Fallout shelters revisited

With North Korean leader Kim Jong-un’s recent threats to launch nuclear weapons against the United States, some local residents have been reminded of the Cold War, and particularly the numerous fallout shelters officials established in our region more than 50 years ago.

Elkins City Councilman Carman Metheny can remember taking part in “duck and cover” drills as a schoolboy in the 1950s. During that same period, a fallout shelter was set up in the basement of the building that was then the Elkins Post Office, and now serves as Elkins City Hall.

“They used buildings with large basements,” Metheny said. “They set up shelters in several of the schools in Elkins, because they had cafeterias in the basements, where the furnace was as well.

“They kept canned goods down there. I can remember the canned water they stored,” he said.

Metheny took The Inter-Mountain on a tour of the basement of City Hall, where dozens of boxes of Civil Defense rations are still stacked.

“These boxes are mostly crackers or candy,” he said. The stack included 24-pound boxes of “Survival Ration Crackers,” and boxes containing sealed tins of hard candy, with portion bags packed inside.

City employee Brad Curtis recently discovered the Civil Defense boxes, many of which were stamped as being packed in 1964.

Metheny said the basement of the building featured a large shower room and a bathroom with stalls.

“I’m not sure how they would have set up the sleeping arrangements,” he said, though he thought cots would probably have been set up in several of the large rooms in the basement.

Metheny said the distinctive fallout shelter signs, in yellow and black, were posted by the lights at the front of the building, and he remembers them on either side of the front doors of the Randolph County Courthouse, as well.

The largest local fallout shelter arrangements Metheny can remember officials making were plans to use the limestone mine near Elkins in case of war.

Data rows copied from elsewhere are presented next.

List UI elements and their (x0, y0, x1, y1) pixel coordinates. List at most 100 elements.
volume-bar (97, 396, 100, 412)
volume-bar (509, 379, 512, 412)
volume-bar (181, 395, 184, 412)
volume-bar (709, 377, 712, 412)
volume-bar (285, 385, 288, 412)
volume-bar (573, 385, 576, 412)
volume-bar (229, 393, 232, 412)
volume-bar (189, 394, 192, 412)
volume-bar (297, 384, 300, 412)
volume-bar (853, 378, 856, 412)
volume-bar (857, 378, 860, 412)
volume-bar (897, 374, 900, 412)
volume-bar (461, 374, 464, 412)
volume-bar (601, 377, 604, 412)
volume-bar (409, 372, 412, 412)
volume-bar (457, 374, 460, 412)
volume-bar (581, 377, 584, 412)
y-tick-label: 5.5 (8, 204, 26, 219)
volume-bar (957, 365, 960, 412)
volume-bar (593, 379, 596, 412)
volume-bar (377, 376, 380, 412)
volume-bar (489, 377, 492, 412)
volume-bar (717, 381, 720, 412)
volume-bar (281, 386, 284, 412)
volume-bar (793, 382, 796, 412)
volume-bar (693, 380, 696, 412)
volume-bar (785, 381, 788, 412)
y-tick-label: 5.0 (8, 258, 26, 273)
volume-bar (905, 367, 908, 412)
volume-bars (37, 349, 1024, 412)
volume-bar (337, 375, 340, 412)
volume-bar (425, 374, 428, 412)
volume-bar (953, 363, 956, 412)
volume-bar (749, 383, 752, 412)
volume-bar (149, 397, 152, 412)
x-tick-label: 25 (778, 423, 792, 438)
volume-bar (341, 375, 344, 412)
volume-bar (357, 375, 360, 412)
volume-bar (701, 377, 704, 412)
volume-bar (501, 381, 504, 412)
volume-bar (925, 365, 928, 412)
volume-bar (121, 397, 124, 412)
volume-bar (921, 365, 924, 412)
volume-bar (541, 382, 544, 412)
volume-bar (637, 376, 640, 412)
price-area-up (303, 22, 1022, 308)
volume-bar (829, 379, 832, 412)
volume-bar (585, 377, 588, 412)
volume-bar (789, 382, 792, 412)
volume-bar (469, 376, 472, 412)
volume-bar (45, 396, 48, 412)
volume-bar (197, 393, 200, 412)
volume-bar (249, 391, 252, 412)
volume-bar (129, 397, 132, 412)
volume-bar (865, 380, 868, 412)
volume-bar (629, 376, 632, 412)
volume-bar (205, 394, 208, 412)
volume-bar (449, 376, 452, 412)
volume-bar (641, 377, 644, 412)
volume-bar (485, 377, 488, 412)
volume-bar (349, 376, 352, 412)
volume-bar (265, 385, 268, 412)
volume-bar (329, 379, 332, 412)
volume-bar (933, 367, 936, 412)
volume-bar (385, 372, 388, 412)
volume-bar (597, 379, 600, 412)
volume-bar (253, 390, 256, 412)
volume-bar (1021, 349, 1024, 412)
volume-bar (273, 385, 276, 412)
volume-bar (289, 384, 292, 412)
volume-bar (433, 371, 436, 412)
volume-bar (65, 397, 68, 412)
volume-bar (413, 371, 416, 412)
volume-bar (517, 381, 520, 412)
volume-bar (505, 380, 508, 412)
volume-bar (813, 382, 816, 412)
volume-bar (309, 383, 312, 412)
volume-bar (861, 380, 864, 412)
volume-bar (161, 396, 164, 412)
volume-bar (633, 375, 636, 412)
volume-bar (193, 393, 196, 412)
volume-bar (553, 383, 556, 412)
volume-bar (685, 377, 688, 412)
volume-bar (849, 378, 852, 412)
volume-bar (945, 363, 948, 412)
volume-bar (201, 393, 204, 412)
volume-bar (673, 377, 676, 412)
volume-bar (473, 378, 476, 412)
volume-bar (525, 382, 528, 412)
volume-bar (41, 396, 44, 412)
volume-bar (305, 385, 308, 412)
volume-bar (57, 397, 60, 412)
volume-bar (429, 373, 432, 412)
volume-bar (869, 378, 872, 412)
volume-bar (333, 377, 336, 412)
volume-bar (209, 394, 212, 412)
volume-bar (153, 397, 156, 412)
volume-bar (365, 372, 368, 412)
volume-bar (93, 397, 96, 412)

“They planned to have people stay in the mine if bombs dropped,” he said. “They stocked it with food and tents. They had supplies in that mine for 60,000 people, supposedly.

“It was a time when people were really worried about bombs and war,” he said. “I hate to see us having to worry about that sort of thing again.”

One of the classic fallout shelter signs still hangs on the side of the current Philippi Public Library.

Librarian Judy Buckner Larry said she presumes the shelter was part of the building that was constructed in 1929. The site was de-commissioned as an official fallout shelter prior to her employment with the library.

“The basement of the library where the fallout shelter was housed contains an extremely thick barrier between the walls and under the floor of the library,” Larry said. “We found out how thick they were when the workers broke a bit trying to drill through the floor to install phone lines.”

Larry said at one time there were doors from the library into the basement shelter, probably while the building was still being used as the Philippi Post Office.

“During remodeling, the doors inside were removed,” Larry said. “Now there are double doors on the outside of the building into the basement area. They are similar to those you see in movies leading to a tornado shelter. These are on the outside of the building on the ramp, and they are too heavy for me to open.”

Larry said the old shelter received water damage during past floods.

Staff Writer Beth Christian Broschart also contributed to this article.